Qualcomm’s involvement in these tests is key as the biggest supplier of mobile chipsets in the world. The American chip maker announced the development of the world’s first commercial 5G modem in October, alongside a reference 5G smartphone design. Whatever the first batch of 5G-ready smartphones looks like, it’s highly likely that they’ll be powered by Qualcomm silicon.
That said, while Qualcomm recently announced that it was working with 18 smartphone makers to produce this first wave of 5G devices, Apple and Samsung were both noticeable by their absence from the list.
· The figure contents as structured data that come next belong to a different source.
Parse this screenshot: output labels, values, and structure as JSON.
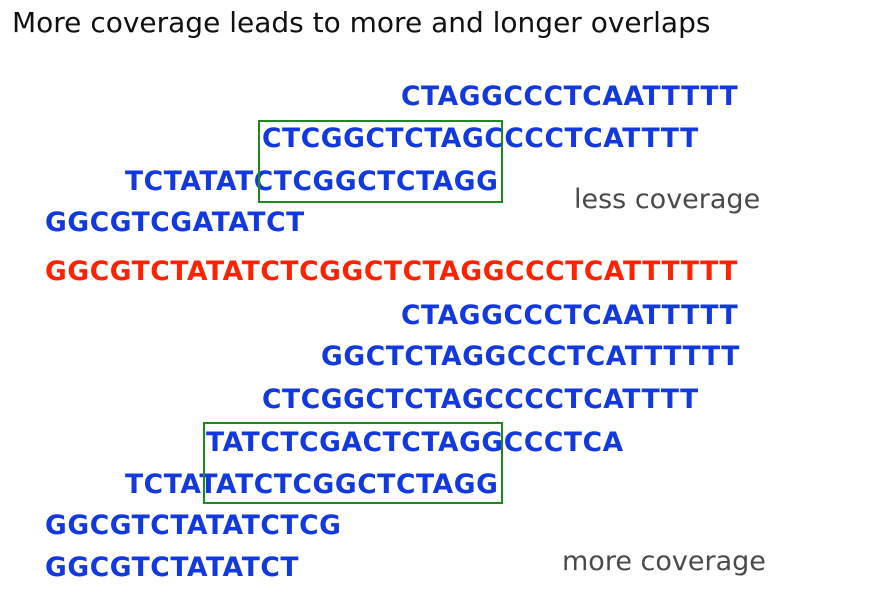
{
  "title": "More coverage leads to more and longer overlaps",
  "top_reads": [
    "CTAGGCCCTCAATTTTT",
    "CTCGGCTCTAGCCCCTCATTTT",
    "TCTATATCTCGGCTCTAGG",
    "GGCGTCGATATCT"
  ],
  "reference": "GGCGTCTATATCTCGGCTCTAGGCCCTCATTTTTT",
  "bottom_reads": [
    "CTAGGCCCTCAATTTTT",
    "GGCTCTAGGCCCTCATTTTTT",
    "CTCGGCTCTAGCCCCTCATTTT",
    "TATCTCGACTCTAGGCCCTCA",
    "TCTATATCTCGGCTCTAGG",
    "GGCGTCTATATCTCG",
    "GGCGTCTATATCT"
  ],
  "labels": {
    "less": "less coverage",
    "more": "more coverage"
  },
  "colors": {
    "reads": "#1238e0",
    "reference": "#ff2200",
    "overlap_box": "#1c8a1c",
    "label": "#4a4a4a"
  }
}
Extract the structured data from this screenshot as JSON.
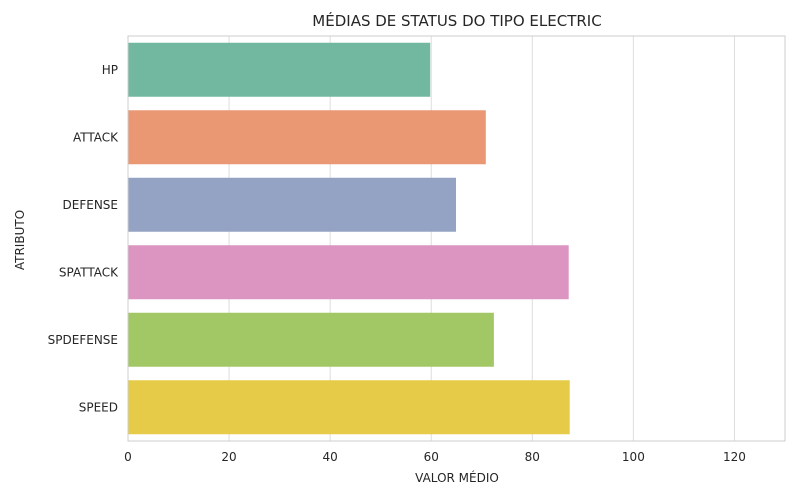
{
  "chart_data": {
    "type": "bar",
    "orientation": "horizontal",
    "title": "MÉDIAS DE STATUS DO TIPO ELECTRIC",
    "xlabel": "VALOR MÉDIO",
    "ylabel": "ATRIBUTO",
    "categories": [
      "HP",
      "ATTACK",
      "DEFENSE",
      "SPATTACK",
      "SPDEFENSE",
      "SPEED"
    ],
    "values": [
      59.8,
      70.8,
      64.9,
      87.2,
      72.4,
      87.4
    ],
    "xlim": [
      0,
      130
    ],
    "xticks": [
      "0",
      "20",
      "40",
      "60",
      "80",
      "100",
      "120"
    ],
    "grid": true,
    "colors": [
      "#72b8a0",
      "#ea9874",
      "#94a3c3",
      "#dc94c1",
      "#a2c865",
      "#e5cb47"
    ]
  }
}
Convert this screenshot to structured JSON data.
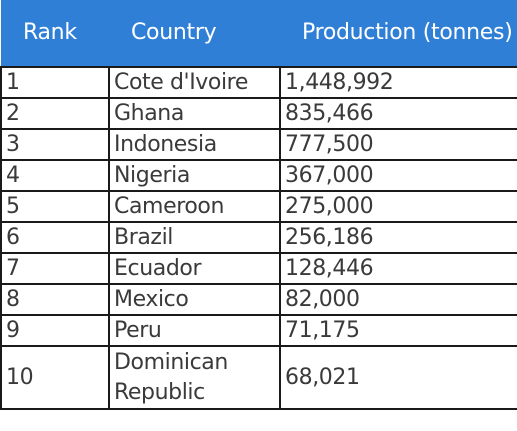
{
  "table": {
    "header_color": "#2f7fd6",
    "headers": {
      "rank": "Rank",
      "country": "Country",
      "production": "Production (tonnes)"
    },
    "rows": [
      {
        "rank": "1",
        "country": "Cote d'Ivoire",
        "production": "1,448,992"
      },
      {
        "rank": "2",
        "country": "Ghana",
        "production": "835,466"
      },
      {
        "rank": "3",
        "country": "Indonesia",
        "production": "777,500"
      },
      {
        "rank": "4",
        "country": "Nigeria",
        "production": "367,000"
      },
      {
        "rank": "5",
        "country": "Cameroon",
        "production": "275,000"
      },
      {
        "rank": "6",
        "country": "Brazil",
        "production": "256,186"
      },
      {
        "rank": "7",
        "country": "Ecuador",
        "production": "128,446"
      },
      {
        "rank": "8",
        "country": "Mexico",
        "production": "82,000"
      },
      {
        "rank": "9",
        "country": "Peru",
        "production": "71,175"
      },
      {
        "rank": "10",
        "country": "Dominican Republic",
        "production": "68,021"
      }
    ]
  }
}
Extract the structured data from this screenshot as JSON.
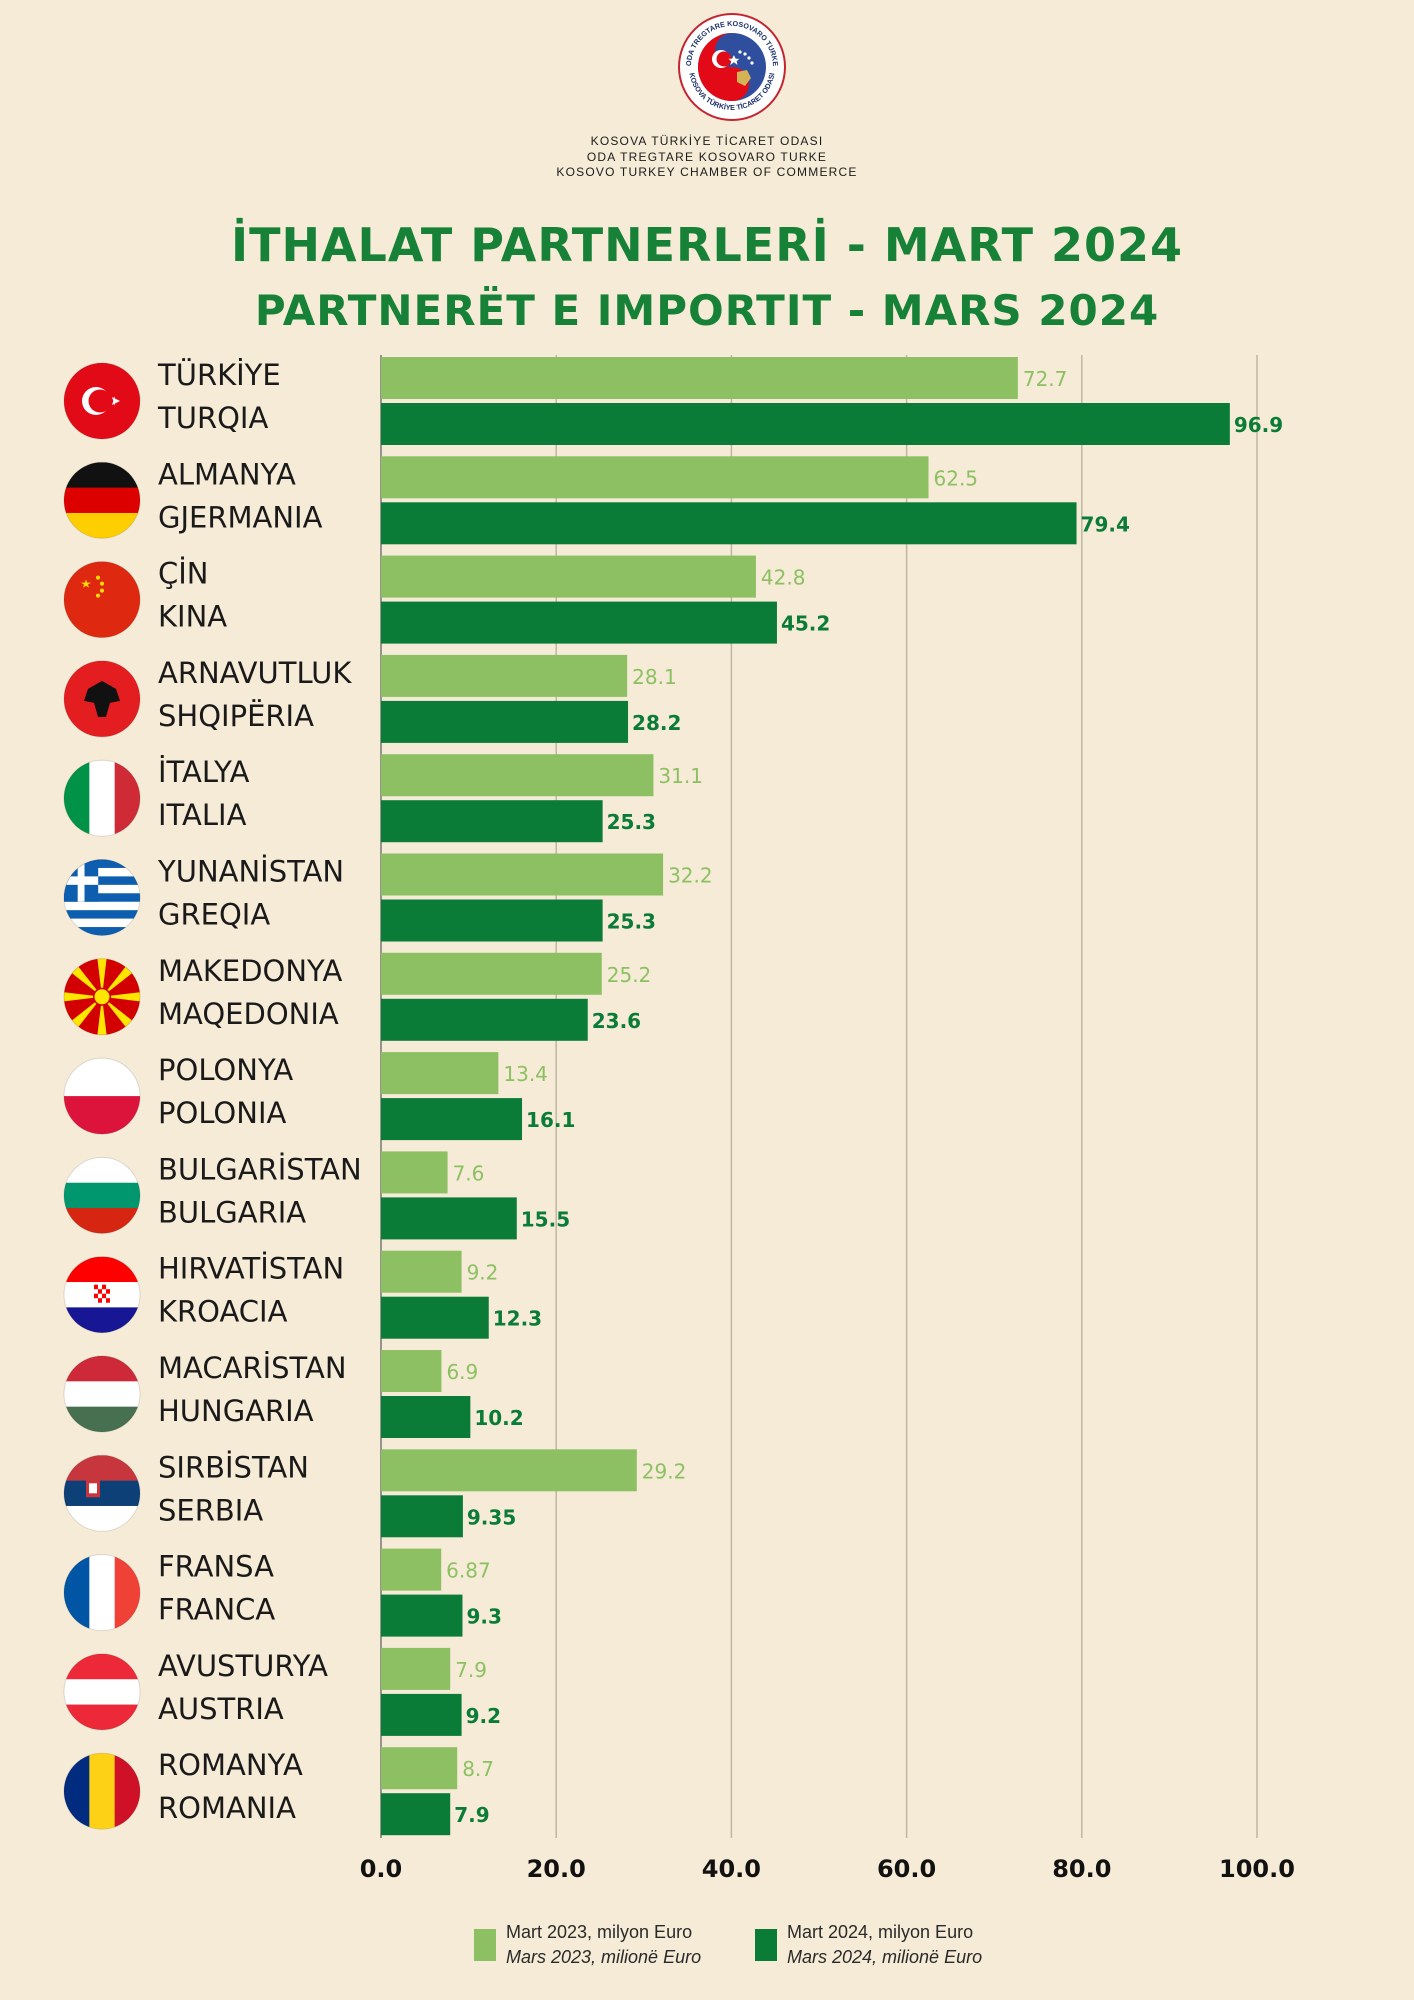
{
  "header": {
    "org_lines": [
      "KOSOVA TÜRKİYE TİCARET ODASI",
      "ODA TREGTARE KOSOVARO TURKE",
      "KOSOVO TURKEY CHAMBER OF COMMERCE"
    ],
    "logo_text_top": "ODA TREGTARE KOSOVARO TURKE",
    "logo_text_bottom": "KOSOVA TÜRKİYE TİCARET ODASI",
    "title_tr": "İTHALAT PARTNERLERİ - MART 2024",
    "title_sq": "PARTNERËT E IMPORTIT - MARS 2024"
  },
  "colors": {
    "background": "#f5ebd6",
    "title": "#178237",
    "series_2023": "#8dc063",
    "series_2024": "#0b7c38",
    "gridline": "#bfb6a3"
  },
  "legend": [
    {
      "line1": "Mart 2023, milyon Euro",
      "line2": "Mars 2023, milionë Euro",
      "color": "#8dc063"
    },
    {
      "line1": "Mart 2024, milyon Euro",
      "line2": "Mars 2024, milionë Euro",
      "color": "#0b7c38"
    }
  ],
  "chart_data": {
    "type": "bar",
    "orientation": "horizontal",
    "categories": [
      {
        "tr": "TÜRKİYE",
        "sq": "TURQIA",
        "flag": "turkey-flag-icon"
      },
      {
        "tr": "ALMANYA",
        "sq": "GJERMANIA",
        "flag": "germany-flag-icon"
      },
      {
        "tr": "ÇİN",
        "sq": "KINA",
        "flag": "china-flag-icon"
      },
      {
        "tr": "ARNAVUTLUK",
        "sq": "SHQIPËRIA",
        "flag": "albania-flag-icon"
      },
      {
        "tr": "İTALYA",
        "sq": "ITALIA",
        "flag": "italy-flag-icon"
      },
      {
        "tr": "YUNANİSTAN",
        "sq": "GREQIA",
        "flag": "greece-flag-icon"
      },
      {
        "tr": "MAKEDONYA",
        "sq": "MAQEDONIA",
        "flag": "north-macedonia-flag-icon"
      },
      {
        "tr": "POLONYA",
        "sq": "POLONIA",
        "flag": "poland-flag-icon"
      },
      {
        "tr": "BULGARİSTAN",
        "sq": "BULGARIA",
        "flag": "bulgaria-flag-icon"
      },
      {
        "tr": "HIRVATİSTAN",
        "sq": "KROACIA",
        "flag": "croatia-flag-icon"
      },
      {
        "tr": "MACARİSTAN",
        "sq": "HUNGARIA",
        "flag": "hungary-flag-icon"
      },
      {
        "tr": "SIRBİSTAN",
        "sq": "SERBIA",
        "flag": "serbia-flag-icon"
      },
      {
        "tr": "FRANSA",
        "sq": "FRANCA",
        "flag": "france-flag-icon"
      },
      {
        "tr": "AVUSTURYA",
        "sq": "AUSTRIA",
        "flag": "austria-flag-icon"
      },
      {
        "tr": "ROMANYA",
        "sq": "ROMANIA",
        "flag": "romania-flag-icon"
      }
    ],
    "series": [
      {
        "name": "Mart 2023, milyon Euro / Mars 2023, milionë Euro",
        "values": [
          72.7,
          62.5,
          42.8,
          28.1,
          31.1,
          32.2,
          25.2,
          13.4,
          7.6,
          9.2,
          6.9,
          29.2,
          6.87,
          7.9,
          8.7
        ],
        "labels": [
          "72.7",
          "62.5",
          "42.8",
          "28.1",
          "31.1",
          "32.2",
          "25.2",
          "13.4",
          "7.6",
          "9.2",
          "6.9",
          "29.2",
          "6.87",
          "7.9",
          "8.7"
        ]
      },
      {
        "name": "Mart 2024, milyon Euro / Mars 2024, milionë Euro",
        "values": [
          96.9,
          79.4,
          45.2,
          28.2,
          25.3,
          25.3,
          23.6,
          16.1,
          15.5,
          12.3,
          10.2,
          9.35,
          9.3,
          9.2,
          7.9
        ],
        "labels": [
          "96.9",
          "79.4",
          "45.2",
          "28.2",
          "25.3",
          "25.3",
          "23.6",
          "16.1",
          "15.5",
          "12.3",
          "10.2",
          "9.35",
          "9.3",
          "9.2",
          "7.9"
        ]
      }
    ],
    "xlim": [
      0,
      100
    ],
    "xticks": [
      "0.0",
      "20.0",
      "40.0",
      "60.0",
      "80.0",
      "100.0"
    ],
    "grid": true,
    "legend_position": "bottom-center"
  }
}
Nokia, meanwhile, will be a familiar name to anyone who owned a mobile phone in the pre-smartphone era of the late ’90s and early ’00s. In recent years, the Finnish company has shifted towards the supply of large-scale telecommunications infrastructures.
In particular, Nokia became a major player in the development of 5G wireless technologies when it bought Alcatel-Lucent in 2016 for €15.6 billion. The French telecoms company had invested heavily in 5G R&D prior to Nokia’s purchase, and this expertise was seen as a key reason for the acquisition.
Nokia recently announced the ReefShark chipset, which promises to reduce the size, cost and energy consumption of 5G cell sites.